Last Updated Sep 30, 2009 5:58 AM EDT
There are three issues percolating about the upcoming contest that are adding complexity and politics to the contest. Some of these are related to fallout from the last attempt at awarding the Northrop/EADS team the contract last year. This was overturned on protest by Boeing.
Northrop is now saying that as part of the protest resolution Boeing was provided Northrop cost information and is demanding the same about Boeing from the Government. This is necessary to balance out the competition because if Boeing has insight into Northrop and EADS costs it will help them skew their proposal to make it more competitive. By getting the same information about Boeing's plans it will even out the proposals. The Government denies providing pertinent or current information and believes it should not have any affect on the new RFP.

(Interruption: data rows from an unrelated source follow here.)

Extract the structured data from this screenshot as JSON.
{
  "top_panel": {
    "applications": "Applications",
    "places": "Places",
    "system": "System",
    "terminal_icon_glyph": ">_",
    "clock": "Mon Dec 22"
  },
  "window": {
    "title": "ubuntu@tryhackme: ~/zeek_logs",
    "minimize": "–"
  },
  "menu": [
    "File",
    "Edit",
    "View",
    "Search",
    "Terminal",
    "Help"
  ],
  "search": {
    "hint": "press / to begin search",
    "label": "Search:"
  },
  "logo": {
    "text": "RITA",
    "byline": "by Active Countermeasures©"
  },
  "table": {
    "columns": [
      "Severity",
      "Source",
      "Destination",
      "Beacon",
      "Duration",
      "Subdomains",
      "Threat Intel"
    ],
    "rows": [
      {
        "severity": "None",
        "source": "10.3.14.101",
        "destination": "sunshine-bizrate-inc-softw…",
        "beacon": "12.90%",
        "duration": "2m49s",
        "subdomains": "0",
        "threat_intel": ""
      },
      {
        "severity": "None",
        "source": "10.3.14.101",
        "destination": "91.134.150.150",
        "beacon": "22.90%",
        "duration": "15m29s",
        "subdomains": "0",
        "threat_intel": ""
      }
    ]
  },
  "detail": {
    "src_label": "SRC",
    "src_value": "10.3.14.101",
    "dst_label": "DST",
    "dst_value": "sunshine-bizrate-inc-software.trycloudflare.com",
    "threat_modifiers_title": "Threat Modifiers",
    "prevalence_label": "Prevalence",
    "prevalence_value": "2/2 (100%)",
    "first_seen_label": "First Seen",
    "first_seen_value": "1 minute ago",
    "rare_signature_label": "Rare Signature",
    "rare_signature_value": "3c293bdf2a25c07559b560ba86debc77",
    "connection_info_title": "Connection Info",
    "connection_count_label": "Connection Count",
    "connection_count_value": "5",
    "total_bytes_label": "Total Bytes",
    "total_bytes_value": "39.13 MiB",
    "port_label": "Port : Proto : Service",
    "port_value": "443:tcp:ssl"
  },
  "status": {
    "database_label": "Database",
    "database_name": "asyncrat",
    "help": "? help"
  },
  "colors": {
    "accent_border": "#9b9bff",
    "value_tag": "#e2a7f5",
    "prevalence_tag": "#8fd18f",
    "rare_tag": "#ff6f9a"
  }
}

Another issue is that the World Trade Organization (WTO) recently ruled that the start up aid received by EADS from European countries were illegal subsidies. This would give EADS an unfair price advantage. A counter claim is under consideration by the WTO that Boeing's military and space contracts offer them the same advantage.
Finally there are some in Congress who are still pushing the idea of giving both companies a contract. This would allow a more rapid replacement of the near sixty year old KC-135 tankers currently being used. The idea has been opposed by the Air Force and Defense Department as operating two different aircraft is more expensive as it requires two complete logistic and training tails. In this case the savings in procurement money would be offset by the much higher operations and support costs.
The first two issues are more serious as they could be used to support a protest no matter who wins an award. Northrop may claim that the cost data provided earlier helped Boeing while Boeing might use the WTO ruling to argue the price offered by its competitor was artificially lowered. A protest will only further delay the production and fielding of the new aircraft and is the last thing the Air Force wants. They are hoping that structuring the contract as a "best value" with three hundred mandatory factors. This way the case for whom they chose will be clear and hard to argue.
As this is the largest contract for the company's civil aircraft in the near term it will be a hard fought battle. Ultimately almost five hundred of the aircraft will be built and be worth tens of billions of dollars to the contractor producing them. The support contracts over the next fifty years will only increase the possible revenue. This will not be an easy win for either company.